Mientras tanto, en Valparaíso todo está listo para la procesión de San Pedro en la bahía. Los botes se alegran en el viento de la mañana, flamean las banderitas chilenas, los pescadores aguardan dándose toques de un cabezón vino pipeño Me aparto un momento de la compañía y entro, deslumbrado, a un sótano abierto donde espera un bote con la efigie de San Pedro paradito en la proa. Me subo y me pongo a su lado y sé que podre caminar sobre las aguas este mediodía. A mi lado, San Pedro se ve del porte de un niño rubio, de ojos café y cejas muy negras. A mi otro lado está la Virgen del Carmen. Yo aparezco con un grueso abrigo amarillo y una gorra de lana. Sonrío y saludo entre los santos. Encima de las olas, meciéndose, hay una máquina roja de Coca-Cola. Suéltanse los fogonazos. Más tarde la compañía devora una centolla y bebe el vino blanco de nuestro patrón San Pedro. Es un día nublado, borrascoso. Esa noche se desatará el viento y nos sacarán de la cama a mi mujer y a mí, porque las olas están arrancando de cuajo los inmensos ventanales del dormitorio y el mar busca a grandes saltos los vestíbulos del Hotel Miramar.

Bajamos de un taxi y el huracán se lleva a mi mujer. Un sacerdote la salva amarrándola a un palo de teléfono. Nos dicen que Reñaca se está yendo mar adentro. Han caído puentes y terrazas. El estero se ha metido en el Casino. Navegan jugadores sentados a su mesa de ruleta acaparando fichas de todos colores. Tratamos de atravesar la corriente, pero el mar baja ahora de los cerros, corre de vuelta a su rada, enojado, impaciente. Un micro se va a pique echando humo. Los pasajeros miran tristemente. Emplazo a nuestro chofer a que pase el torrente que se atreva y se atreve. Hemos perdido los remos, pero nos agarra una corriente salvadora. A la entrada del túnel los carabineros de poncho chorreado reparten escapularios y dicen adiós. Están en su salsa. Casablanca se ha hundido. Por el túnel de Lo Prado sale abundante pesca.

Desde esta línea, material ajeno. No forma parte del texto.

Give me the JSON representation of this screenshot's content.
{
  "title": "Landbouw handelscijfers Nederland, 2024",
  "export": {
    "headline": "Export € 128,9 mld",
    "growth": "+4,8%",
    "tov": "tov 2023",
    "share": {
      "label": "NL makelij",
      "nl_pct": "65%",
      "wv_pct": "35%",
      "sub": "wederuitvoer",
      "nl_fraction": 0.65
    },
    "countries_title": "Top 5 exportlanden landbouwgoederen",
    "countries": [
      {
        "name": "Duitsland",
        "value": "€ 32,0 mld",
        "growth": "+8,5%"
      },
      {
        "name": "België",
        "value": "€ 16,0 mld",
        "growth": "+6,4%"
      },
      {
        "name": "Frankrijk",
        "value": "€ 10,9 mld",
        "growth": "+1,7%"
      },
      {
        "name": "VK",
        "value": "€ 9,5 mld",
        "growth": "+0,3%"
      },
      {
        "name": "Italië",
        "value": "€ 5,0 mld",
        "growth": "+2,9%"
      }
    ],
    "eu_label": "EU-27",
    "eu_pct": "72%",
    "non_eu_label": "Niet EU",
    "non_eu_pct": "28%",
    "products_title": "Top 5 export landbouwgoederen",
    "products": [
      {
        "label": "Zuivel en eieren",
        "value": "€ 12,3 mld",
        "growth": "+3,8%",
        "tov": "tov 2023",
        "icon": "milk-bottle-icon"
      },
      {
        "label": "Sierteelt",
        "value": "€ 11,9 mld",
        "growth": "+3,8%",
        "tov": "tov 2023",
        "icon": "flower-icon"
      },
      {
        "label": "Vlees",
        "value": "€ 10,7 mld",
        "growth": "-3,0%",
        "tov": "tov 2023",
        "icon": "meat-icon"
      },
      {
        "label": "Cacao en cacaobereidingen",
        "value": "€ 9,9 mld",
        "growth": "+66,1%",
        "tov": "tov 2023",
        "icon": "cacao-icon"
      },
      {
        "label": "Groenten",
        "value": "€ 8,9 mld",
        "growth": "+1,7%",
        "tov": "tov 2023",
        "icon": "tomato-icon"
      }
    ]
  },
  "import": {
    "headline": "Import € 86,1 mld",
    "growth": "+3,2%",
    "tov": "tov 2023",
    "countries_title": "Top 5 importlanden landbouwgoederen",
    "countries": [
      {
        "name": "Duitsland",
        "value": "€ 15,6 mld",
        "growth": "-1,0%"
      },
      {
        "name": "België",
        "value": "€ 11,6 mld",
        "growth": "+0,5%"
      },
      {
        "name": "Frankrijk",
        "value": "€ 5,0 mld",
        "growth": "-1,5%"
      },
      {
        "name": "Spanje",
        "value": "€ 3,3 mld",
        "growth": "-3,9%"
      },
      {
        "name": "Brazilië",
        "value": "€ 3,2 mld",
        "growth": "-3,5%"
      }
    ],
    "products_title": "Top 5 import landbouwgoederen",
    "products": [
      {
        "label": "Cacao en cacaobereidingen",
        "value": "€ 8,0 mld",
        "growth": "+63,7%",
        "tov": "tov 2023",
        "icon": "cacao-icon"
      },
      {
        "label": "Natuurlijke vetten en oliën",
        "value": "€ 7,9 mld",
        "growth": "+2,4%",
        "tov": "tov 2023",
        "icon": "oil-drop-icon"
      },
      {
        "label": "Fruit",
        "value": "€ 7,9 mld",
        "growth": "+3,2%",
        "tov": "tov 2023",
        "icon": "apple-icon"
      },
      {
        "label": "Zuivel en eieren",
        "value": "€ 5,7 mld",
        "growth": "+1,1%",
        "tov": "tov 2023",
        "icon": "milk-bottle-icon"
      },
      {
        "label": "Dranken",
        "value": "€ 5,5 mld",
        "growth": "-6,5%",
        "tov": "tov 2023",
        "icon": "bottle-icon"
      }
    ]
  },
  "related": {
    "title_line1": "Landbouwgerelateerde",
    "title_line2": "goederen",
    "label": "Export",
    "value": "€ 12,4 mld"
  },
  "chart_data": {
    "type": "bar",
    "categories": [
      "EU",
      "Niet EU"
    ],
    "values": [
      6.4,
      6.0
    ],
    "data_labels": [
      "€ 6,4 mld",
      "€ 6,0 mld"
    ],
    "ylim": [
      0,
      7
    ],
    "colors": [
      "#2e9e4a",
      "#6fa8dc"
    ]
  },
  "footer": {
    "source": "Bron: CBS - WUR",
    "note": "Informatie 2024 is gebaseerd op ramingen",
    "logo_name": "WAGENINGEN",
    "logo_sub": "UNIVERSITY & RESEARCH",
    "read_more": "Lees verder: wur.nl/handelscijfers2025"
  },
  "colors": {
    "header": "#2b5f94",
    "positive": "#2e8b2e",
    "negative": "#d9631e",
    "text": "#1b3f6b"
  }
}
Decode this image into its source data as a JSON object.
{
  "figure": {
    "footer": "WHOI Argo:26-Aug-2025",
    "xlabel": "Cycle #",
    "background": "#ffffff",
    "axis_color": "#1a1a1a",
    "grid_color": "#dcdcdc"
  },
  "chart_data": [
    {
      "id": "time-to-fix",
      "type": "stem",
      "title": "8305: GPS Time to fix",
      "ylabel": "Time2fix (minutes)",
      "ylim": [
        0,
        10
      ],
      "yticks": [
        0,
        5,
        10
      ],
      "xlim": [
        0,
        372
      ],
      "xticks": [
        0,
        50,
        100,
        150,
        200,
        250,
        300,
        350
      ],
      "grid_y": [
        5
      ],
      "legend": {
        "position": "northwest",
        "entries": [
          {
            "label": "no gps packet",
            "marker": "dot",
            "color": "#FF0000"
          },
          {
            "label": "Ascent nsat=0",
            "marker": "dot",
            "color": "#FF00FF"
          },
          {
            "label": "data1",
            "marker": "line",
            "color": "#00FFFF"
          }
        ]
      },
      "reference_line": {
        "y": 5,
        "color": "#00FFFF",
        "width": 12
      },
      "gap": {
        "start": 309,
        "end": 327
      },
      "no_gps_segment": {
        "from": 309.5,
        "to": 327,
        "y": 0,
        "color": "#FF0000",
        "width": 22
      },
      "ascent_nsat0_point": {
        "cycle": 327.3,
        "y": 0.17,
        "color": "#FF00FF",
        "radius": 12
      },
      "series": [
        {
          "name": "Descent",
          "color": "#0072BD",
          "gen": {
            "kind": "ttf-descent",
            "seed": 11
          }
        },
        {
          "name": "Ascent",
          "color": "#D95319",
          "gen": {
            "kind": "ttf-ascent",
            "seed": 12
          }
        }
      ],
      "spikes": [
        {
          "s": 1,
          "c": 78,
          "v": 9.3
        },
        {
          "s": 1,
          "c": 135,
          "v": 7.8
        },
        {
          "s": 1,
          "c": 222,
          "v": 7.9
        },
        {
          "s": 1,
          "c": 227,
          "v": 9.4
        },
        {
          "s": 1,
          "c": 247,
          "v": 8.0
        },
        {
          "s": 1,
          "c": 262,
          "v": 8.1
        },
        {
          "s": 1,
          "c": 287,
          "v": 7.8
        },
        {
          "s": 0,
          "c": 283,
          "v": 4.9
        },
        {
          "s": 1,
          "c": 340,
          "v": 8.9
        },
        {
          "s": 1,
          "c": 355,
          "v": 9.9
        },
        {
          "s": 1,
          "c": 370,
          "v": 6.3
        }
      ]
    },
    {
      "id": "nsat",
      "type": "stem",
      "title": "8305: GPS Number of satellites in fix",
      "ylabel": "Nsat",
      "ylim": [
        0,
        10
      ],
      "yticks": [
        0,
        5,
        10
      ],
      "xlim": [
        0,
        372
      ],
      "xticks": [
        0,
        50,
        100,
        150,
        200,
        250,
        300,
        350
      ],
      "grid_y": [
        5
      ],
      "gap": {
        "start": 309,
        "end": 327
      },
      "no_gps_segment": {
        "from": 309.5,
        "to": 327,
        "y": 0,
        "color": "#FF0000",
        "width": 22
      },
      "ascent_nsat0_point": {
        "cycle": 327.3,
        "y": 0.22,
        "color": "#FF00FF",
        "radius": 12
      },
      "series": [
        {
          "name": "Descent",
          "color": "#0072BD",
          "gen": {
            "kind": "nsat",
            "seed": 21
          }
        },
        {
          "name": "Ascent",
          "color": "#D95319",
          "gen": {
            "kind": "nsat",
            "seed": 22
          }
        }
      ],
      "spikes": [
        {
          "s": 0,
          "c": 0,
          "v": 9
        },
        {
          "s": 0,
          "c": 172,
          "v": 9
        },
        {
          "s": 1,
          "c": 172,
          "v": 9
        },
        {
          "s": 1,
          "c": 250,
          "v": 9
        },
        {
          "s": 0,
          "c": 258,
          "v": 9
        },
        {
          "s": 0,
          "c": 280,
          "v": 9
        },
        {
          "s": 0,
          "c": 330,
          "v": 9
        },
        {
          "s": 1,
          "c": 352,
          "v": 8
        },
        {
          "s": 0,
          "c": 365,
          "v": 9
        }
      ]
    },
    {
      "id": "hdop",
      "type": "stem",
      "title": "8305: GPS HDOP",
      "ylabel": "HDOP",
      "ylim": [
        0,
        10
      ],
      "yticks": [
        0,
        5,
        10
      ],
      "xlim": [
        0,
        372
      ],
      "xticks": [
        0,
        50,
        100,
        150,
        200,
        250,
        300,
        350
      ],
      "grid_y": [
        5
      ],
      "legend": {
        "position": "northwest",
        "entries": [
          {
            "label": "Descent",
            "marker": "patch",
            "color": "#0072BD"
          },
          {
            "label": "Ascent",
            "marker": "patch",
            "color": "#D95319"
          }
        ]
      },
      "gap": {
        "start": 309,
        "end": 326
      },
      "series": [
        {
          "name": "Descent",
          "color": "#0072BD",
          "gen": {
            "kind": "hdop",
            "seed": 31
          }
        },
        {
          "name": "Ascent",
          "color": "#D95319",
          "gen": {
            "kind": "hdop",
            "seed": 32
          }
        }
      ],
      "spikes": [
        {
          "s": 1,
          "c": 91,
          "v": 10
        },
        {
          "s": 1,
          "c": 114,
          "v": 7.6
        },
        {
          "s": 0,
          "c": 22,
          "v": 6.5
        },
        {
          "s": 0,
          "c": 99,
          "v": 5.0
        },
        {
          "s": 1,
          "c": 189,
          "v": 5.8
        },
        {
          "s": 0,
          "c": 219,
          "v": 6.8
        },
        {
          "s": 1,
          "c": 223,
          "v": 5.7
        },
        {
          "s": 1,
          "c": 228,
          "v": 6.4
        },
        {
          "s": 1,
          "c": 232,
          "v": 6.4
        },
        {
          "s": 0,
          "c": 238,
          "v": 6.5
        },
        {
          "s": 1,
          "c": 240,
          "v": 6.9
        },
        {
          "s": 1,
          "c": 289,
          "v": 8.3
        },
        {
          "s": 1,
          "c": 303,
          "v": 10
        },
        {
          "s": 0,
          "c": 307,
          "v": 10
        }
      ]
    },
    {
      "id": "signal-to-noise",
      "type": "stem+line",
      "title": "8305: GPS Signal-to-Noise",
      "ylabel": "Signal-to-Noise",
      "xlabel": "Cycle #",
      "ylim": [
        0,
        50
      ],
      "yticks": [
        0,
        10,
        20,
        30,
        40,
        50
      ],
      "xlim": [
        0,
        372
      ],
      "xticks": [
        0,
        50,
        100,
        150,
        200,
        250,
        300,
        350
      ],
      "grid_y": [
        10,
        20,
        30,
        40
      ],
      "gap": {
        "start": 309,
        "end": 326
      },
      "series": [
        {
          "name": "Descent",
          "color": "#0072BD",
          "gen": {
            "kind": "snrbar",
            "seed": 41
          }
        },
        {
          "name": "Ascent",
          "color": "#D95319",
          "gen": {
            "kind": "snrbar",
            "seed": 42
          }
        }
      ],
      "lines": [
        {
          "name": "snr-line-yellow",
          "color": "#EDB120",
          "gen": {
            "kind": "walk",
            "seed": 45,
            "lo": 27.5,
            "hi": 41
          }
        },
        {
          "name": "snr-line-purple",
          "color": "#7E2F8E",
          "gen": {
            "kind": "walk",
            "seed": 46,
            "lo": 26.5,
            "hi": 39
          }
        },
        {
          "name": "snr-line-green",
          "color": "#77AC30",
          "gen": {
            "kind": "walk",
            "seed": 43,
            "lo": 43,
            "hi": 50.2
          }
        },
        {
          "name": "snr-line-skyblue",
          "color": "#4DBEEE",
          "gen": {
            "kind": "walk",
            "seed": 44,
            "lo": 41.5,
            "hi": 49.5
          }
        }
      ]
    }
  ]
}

Al fin, nos hemos salvado. Los estudiantes de la Santa María se agarran a puñetes con los pacos. Mientras tanto, ya estamos frente a una olorosa cazuela de ave. Nos secamos la ropa junto a un brasero del porte de un tren de carga.

Toda la zona del puerto es una alcantarilla rota por donde salen mares de una agua chocolate revuelta con barriles y adoquines, zona de emergencia y estado de sitio. Toque de queda. A los milicos se les oxidaron las bazukas y a los carabineros se les trancaron las picanas eléctricas que, en verdad, se ponen peligrosas en contacto con el agua. El país esta radiante en su poza revuelta, cruzada por un largo arco iris. Hundo mis zapatos en el lodo de las vegas y saco fotos como condenado. La mejor es una pose con el arco iris sobre mis hombros, como manta maulina, el Cristo de hierro con el puño en alto frente al mar y una bandera que, al ondear, se ha vuelto de un solo color, rojo.

Cuando salí de Pudahuel, como ya dije, caminé un tramo por el barro para hundirme hasta los calcetines y tocar las raíces de Quilicura. Me sentí contento. Había llegado. Pero no había llegado.